User twilight stars ing (Suzuha) in mathematics made a note of it, to ask questions of a question, This question is
g (x) = 5 / (2 ^ x + 1) - 2, x ∈ [0, 2], y = [2 + g (x)] [1 / g (-x) - 2], y is seeking range.
I do a bit,
Simplification of the formula I obtained function is y = -25 * (2 ^ x - 1) / [(2 ^ x + 1) (3 * 2 ^ x - 2)], and the same building 29,
When 0 x =, y = 0,
When x = 2, y = -1.5,
I do not know the root of the 29th floor where 6 is coming out,
Yuzhong Hisato Hisato teacher desperately the derivative is not to determine the extreme points y and x in order to determine the [0, 2] section in the monotony?

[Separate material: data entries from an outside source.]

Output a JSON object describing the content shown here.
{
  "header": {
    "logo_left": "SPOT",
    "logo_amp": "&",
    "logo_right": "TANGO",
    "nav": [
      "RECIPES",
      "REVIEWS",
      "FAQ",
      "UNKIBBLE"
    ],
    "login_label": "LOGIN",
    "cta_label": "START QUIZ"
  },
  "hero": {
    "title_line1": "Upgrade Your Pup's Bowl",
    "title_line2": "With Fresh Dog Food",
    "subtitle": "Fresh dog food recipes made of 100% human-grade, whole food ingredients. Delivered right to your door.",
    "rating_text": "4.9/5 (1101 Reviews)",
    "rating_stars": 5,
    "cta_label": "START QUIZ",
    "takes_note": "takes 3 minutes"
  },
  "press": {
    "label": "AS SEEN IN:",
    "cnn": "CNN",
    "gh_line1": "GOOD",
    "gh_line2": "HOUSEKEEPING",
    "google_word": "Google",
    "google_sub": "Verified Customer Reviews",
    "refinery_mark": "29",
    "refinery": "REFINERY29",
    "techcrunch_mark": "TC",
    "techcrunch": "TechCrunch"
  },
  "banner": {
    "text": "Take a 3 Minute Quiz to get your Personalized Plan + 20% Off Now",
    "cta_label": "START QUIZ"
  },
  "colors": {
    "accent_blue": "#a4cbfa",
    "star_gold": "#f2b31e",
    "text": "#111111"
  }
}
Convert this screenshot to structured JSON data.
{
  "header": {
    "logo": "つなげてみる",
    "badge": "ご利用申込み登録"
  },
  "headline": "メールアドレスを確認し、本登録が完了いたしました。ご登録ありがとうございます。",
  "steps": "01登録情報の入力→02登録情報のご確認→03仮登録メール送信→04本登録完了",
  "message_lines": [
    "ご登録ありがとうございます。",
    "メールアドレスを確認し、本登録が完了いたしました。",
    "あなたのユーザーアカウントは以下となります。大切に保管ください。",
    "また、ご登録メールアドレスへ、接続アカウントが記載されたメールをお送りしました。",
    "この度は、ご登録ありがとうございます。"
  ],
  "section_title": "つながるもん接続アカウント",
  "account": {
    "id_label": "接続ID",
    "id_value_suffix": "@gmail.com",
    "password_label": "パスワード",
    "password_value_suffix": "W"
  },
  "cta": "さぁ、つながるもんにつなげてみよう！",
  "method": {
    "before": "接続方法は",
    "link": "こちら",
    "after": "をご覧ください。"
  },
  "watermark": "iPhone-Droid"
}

Reply to the 34th floor Yuzhong good life Life people Teacher New Year.
This functional problem may further into y = (2 ^ x - 1) / (3 * 2 ^ 2x + 2 ^ x - 2),
If this problem is a problem of high school, you should be able to put some items in the functional disappear into a simple function, such as not fractional, but it looks as if consumers can not afford.
If the derivative to determine the extreme value, the derivative is also difficult to find out about x 0 solved when the derivative is.
So …… ?
Then on the 37th floor,
If the denominator is 2 ^ 2x - 2 * 2 ^ x + 1, it can be turned into (2 ^ x - 1) 2, then it is
y = (2 ^ x - 1) / (2 ^ x - 1) 2
= 1 / ( 2^x - 1 )
Such a knowledge can be judged in high school [0, 2] section in the monotonicity may first determine 2 ^ x - 1 monotonicity, and then determines the inverse of its monotonicity.
and many more .
37th floor of this building type and function of the coefficient of -25 less, but it does not matter, multiplied by a negative factor but so monotonous sex reversal.
Later, the landlord announced the answer, I do it again in accordance with the idea of the answer.
In this way?
y = 3 / u + 2u - 7 (1) formula
yu = 3 + 2 u 2 - 7u
2 u 2 - (7 + y) u + 3 = 0
u1 = 7 + y + [square root of [(7 + y) 2 - 24]] / 4
u2 = [7 + y - root [(7 + y) 2 - 24]] / 4
When u1 = u2, y extreme value,
7 + y + [square root of [(7 + y) 2 - 24]] / 4 = [7 + y - root [(7 + y) 2 - 24]] / 4
Root [(7 + y) 2 - 24] = - root [(7 + y) 2 - 24]
Root No. 2 * [(7 + y) 2 - 24] = 0
(7 + y) 2-24 = 0
7 + y = + (-) 2 * root (6)
y = + (-) 2 * root (6) - 7
y1 = 2 * root (6) - 7
y2 = - 2 * root (6) - 7
Y1 is substituted into the equation (1) to obtain u = root (6) / 2,
Y2 is substituted into the equation (1) to obtain u = - root (6) / 2,
Since u ∈ [1/2, 2], y1 obtained u = root (6) / 2 [1/2, 2], y2 obtained u = - root (6) / 2 is not [1 / 2, 2],
Therefore, taking y1, y1 is u ∈ [1/2, 2] in the extreme points,
Since the time when u = 1/2, y = 0, when u = 2, y = - 1.5,
Greater than 0 and -1.5 y1 = 2 * root (6) - 7, so the minimum value of y1 is u ∈ [1/2, 2] therein,
Therefore, y in u ∈ [1/2, 2] is within the range [2 * root (6) - 7, 0].
Because there are y1, y2, therefore, y in the y1, y2 are local extremum, or peak (valley).
u = y1 corresponding root (6) / 2,
y2 corresponding to u = - root (6) / 2.
It seems, quadratic or quadratic function is to determine extremes of mainstream high school ah!